What are Foreclosures?
A foreclosure occurs when a financial organization, such as a bank or mortgage company, forces the sale of a home or other piece of property. The majority of property owners utilize the third party to supply the additional monies necessary to finalize the sale unless they paid for their property in full (cash) at the time of purchase. The owner is then responsible for paying back the borrowed funds; this is known as a mortgage.
The bank or other lien holders may start foreclosure procedures to seize the property to fulfill the amount owing to them when a property owner fails to make payments as required by the loan agreement for their mortgage. A common feature of mortgages is an acceleration provision in the promissory note.
This feature frequently results in an early foreclosure action. If the property owner skips a predetermined number of mortgage payments, the acceleration clause allows the bank or mortgage holder to declare the whole sum due. Usually, the lending institution must provide the property owner adequate notice before using the acceleration provision.
A lawsuit filed by a bank or other lender to forcibly sell real estate in order to pay off an outstanding debt is known as foreclosure. After determining the real sum owed on the mortgage, the court will often order a sale of the property (this includes accrued interest).
The outstanding debt will then be paid off using the money raised from the sale of your house. Depending on the conditions of the original loan, you can still owe the lending institution the difference if the value of your property is less than the total amount owed. In order to keep your property, you have the right to make a payment to the bank prior to the foreclosure sale.
An expert attorney may be able to assist you to assess what additional choices are open to you, including declaring bankruptcy if you worry that you may fall behind on your mortgage payments and that you may lose your home via foreclosure. To ensure that your interests and rights are upheld, you can hire a lawyer to represent you in a foreclosure procedure.
What is the Foreclosure Process?
Although the foreclosure procedure differs from state to state and can take up to 6 months, it is normally relatively simple. Whether the foreclosure involves a judicial sale or a nonjudicial sale will affect the procedure.

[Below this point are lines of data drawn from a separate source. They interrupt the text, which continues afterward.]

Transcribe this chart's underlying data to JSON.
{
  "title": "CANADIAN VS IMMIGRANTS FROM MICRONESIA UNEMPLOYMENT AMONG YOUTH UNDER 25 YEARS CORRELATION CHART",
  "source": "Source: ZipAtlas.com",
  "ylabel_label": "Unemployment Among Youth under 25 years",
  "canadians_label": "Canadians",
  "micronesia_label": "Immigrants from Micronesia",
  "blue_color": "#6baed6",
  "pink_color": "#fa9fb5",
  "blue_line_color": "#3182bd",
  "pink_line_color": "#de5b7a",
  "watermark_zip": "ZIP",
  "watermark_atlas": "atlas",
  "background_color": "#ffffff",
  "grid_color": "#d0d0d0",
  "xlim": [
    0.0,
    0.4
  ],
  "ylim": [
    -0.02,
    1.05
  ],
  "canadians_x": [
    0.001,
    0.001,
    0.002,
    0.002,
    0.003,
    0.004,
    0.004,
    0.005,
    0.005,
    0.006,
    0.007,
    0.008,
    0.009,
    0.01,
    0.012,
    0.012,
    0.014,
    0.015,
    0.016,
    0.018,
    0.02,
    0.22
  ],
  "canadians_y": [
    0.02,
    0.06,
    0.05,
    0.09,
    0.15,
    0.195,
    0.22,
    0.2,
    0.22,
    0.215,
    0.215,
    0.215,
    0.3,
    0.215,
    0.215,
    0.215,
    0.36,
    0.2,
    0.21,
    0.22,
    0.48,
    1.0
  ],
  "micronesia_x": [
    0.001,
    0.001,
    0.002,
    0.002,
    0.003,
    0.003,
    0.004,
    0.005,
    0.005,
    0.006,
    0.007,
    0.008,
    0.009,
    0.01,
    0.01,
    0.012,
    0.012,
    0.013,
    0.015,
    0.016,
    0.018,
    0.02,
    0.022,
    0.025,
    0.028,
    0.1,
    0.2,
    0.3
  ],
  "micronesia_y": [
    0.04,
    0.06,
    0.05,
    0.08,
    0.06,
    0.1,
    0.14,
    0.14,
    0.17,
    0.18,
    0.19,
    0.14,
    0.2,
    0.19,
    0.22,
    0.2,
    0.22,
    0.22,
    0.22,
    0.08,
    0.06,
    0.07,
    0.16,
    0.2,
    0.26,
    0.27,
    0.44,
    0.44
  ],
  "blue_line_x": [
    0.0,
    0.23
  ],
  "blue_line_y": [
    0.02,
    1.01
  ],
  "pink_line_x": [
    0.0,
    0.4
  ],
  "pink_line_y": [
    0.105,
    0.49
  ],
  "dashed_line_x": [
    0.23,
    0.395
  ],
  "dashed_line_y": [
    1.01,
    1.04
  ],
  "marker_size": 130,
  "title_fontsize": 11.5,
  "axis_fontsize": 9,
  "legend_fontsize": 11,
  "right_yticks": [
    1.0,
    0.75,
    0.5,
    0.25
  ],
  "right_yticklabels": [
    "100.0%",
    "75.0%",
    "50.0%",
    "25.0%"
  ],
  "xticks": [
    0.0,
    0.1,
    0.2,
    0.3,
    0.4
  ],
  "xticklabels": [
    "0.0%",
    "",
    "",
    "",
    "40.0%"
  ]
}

- Pre-foreclosure: The property is said to be in pre-foreclosure once the owner misses two to three mortgage payments (30–60 days). Lenders often issue a demand letter requesting full and immediate repayment of the loan together with any accrued legal and late fees while the property is in pre-foreclosure. If the homeowner does not pay the obligation due within 30 days, the foreclosure procedure will start.
- Notice of Default: The foreclosure procedure begins whenever the property owner has been in default for 90 days. A bank will provide the local sheriff with a notice of default to deliver to the property owner. The government body will document the notice of default, and an auction date will be set for the foreclosure. An investor’s or other homeowner’s ability to consider a short sale on the property is also made possible by a notice of default.

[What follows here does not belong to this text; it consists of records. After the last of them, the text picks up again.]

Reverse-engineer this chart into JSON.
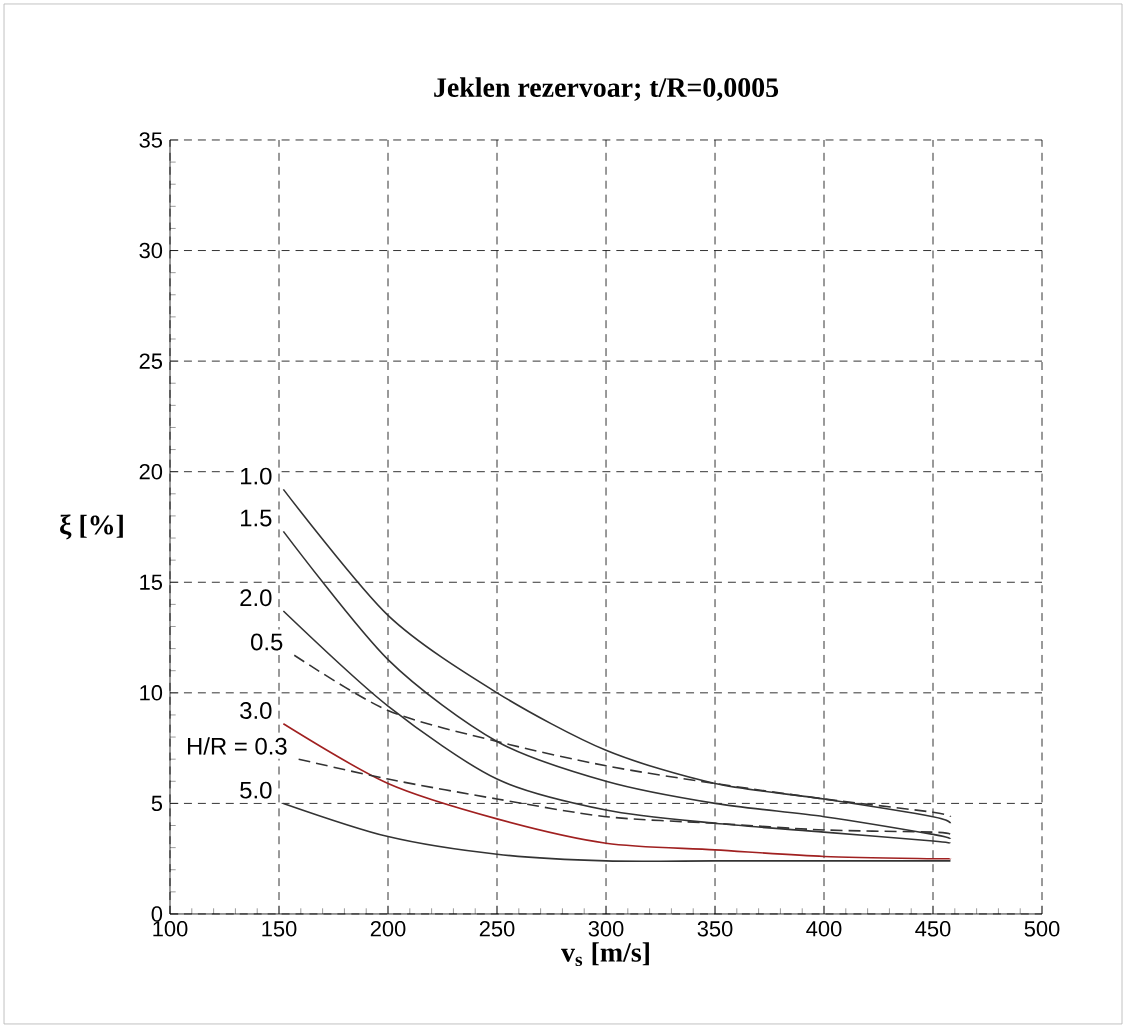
{
  "chart_data": {
    "type": "line",
    "title": "Jeklen rezervoar; t/R=0,0005",
    "xlabel": "v$_{s}$ [m/s]",
    "ylabel": "ξ [%]",
    "xlim": [
      100,
      500
    ],
    "ylim": [
      0,
      35
    ],
    "xticks": [
      100,
      150,
      200,
      250,
      300,
      350,
      400,
      450,
      500
    ],
    "yticks": [
      0,
      5,
      10,
      15,
      20,
      25,
      30,
      35
    ],
    "grid": true,
    "series": [
      {
        "name": "1.0",
        "color": "#333333",
        "line_style": "solid",
        "x": [
          152,
          200,
          250,
          300,
          350,
          400,
          450,
          458
        ],
        "values": [
          19.2,
          13.5,
          10,
          7.4,
          5.9,
          5.2,
          4.4,
          4.1
        ]
      },
      {
        "name": "1.5",
        "color": "#333333",
        "line_style": "solid",
        "x": [
          152,
          200,
          250,
          300,
          350,
          400,
          450,
          458
        ],
        "values": [
          17.3,
          11.5,
          7.8,
          6,
          5,
          4.4,
          3.6,
          3.4
        ]
      },
      {
        "name": "2.0",
        "color": "#333333",
        "line_style": "solid",
        "x": [
          152,
          200,
          250,
          300,
          350,
          400,
          450,
          458
        ],
        "values": [
          13.7,
          9.4,
          6.1,
          4.7,
          4.1,
          3.7,
          3.3,
          3.2
        ]
      },
      {
        "name": "0.5",
        "color": "#333333",
        "line_style": "dashed",
        "x": [
          157,
          200,
          250,
          300,
          350,
          400,
          450,
          458
        ],
        "values": [
          11.7,
          9.2,
          7.8,
          6.7,
          5.9,
          5.2,
          4.6,
          4.4
        ]
      },
      {
        "name": "3.0",
        "color": "#a02020",
        "line_style": "solid",
        "x": [
          152,
          200,
          250,
          300,
          350,
          400,
          450,
          458
        ],
        "values": [
          8.6,
          5.9,
          4.3,
          3.2,
          2.9,
          2.6,
          2.5,
          2.5
        ]
      },
      {
        "name": "H/R = 0.3",
        "color": "#333333",
        "line_style": "dashed",
        "x": [
          159,
          200,
          250,
          300,
          350,
          400,
          450,
          458
        ],
        "values": [
          7,
          6.1,
          5.2,
          4.4,
          4.1,
          3.8,
          3.7,
          3.6
        ]
      },
      {
        "name": "5.0",
        "color": "#333333",
        "line_style": "solid",
        "x": [
          152,
          200,
          250,
          300,
          350,
          400,
          450,
          458
        ],
        "values": [
          5,
          3.5,
          2.7,
          2.4,
          2.4,
          2.4,
          2.4,
          2.4
        ]
      }
    ]
  }
}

- Public foreclosure auction: The property may be auctioned to the highest bidder in the public foreclosure auction. The lender issuing the default has the option to buy the asset and sell it privately on its own. If the homeowner continues to reside on the property after the sale, an illegal detainer will be issued to evict them. At this point, the homeowner must leave the property.
Post-Foreclosure: If the sale profits fall short of the amount owed, the lender may take legal action against the homeowner borrower to make up the difference. After a foreclosure, the borrower may have the option to redeem by paying the full selling price in several areas.

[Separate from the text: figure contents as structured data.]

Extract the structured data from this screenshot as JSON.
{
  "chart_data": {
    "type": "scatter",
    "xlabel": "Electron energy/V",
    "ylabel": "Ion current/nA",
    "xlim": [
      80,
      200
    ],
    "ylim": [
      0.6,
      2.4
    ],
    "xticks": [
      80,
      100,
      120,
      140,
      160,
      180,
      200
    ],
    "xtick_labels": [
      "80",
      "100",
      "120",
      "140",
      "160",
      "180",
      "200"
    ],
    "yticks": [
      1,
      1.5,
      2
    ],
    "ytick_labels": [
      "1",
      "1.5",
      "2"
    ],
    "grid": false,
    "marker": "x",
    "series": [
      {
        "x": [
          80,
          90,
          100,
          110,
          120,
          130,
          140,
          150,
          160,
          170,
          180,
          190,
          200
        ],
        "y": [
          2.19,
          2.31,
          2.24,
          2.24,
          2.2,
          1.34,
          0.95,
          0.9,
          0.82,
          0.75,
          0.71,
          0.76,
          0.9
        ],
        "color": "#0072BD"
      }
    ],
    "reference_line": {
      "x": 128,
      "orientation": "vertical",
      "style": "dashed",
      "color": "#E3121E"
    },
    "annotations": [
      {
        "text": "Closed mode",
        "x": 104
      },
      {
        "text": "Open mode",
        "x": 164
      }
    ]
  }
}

- Right of Redemption: The owner or mortgagee may redeem the property at any moment before the foreclosure auction by paying the outstanding debt. The right of redemption is what is meant by this. If the mortgage has an acceleration clause, the homeowner cannot redeem the mortgage unless the whole sum is paid.
Do I Need a Foreclosure Attorney?
Throughout the process, a real estate lawyer can support you in a variety of ways. In addition to representing you during the foreclosure process, an attorney will also work with your lender to come up with options that could allow you to keep your house.
To establish your options for handling the foreclosure scenario, you should consult with an attorney. If a lawsuit is required, a real estate attorney may offer helpful legal advice as well as representation in court. To find out more about the foreclosure rules in your state, speak with a lawyer.